Vücut yaşım 50, gönül yaşım 15

Haldun Sirel (50)

Vücut yaşım 50’ye vardı ama gönül yaşım 15. ODTÜ İşletme Bölümü mezunuyum. 1999'da emekli oldum, şu anda bir danışmanlık şirketinin sahibiyim. Toplum için ne yapabilirim diye düşündüğümde, aklıma burası geldi. Dört aydır, dördüncü sınıf öğrencilerinin 'Düşünce Oyunları' derslerine giriyorum. Bu dersin amacı, çocukların özgüvenlerini kazanmaları ve benliklerini tanımaları. 16 kişilik bir sınıfım var.

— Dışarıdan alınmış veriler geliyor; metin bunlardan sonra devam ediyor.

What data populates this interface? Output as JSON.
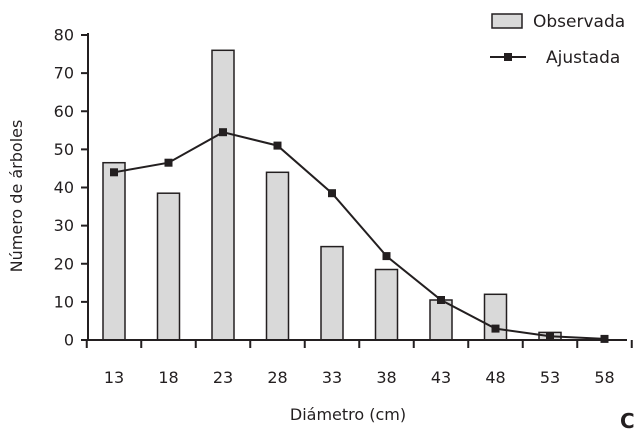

Eğitime katkım olsun istiyorum. Eğitimle çok şey değişebilir. Hepimiz biraz deliyiz, göle maya çalıyoruz, çünkü öğretmekten haz alıyoruz. Buradan giderken mutlu oluyorum. Eve gidince, eşime ve çocuklarıma, çocuklarla yaptıklarımızı anlatıyorum.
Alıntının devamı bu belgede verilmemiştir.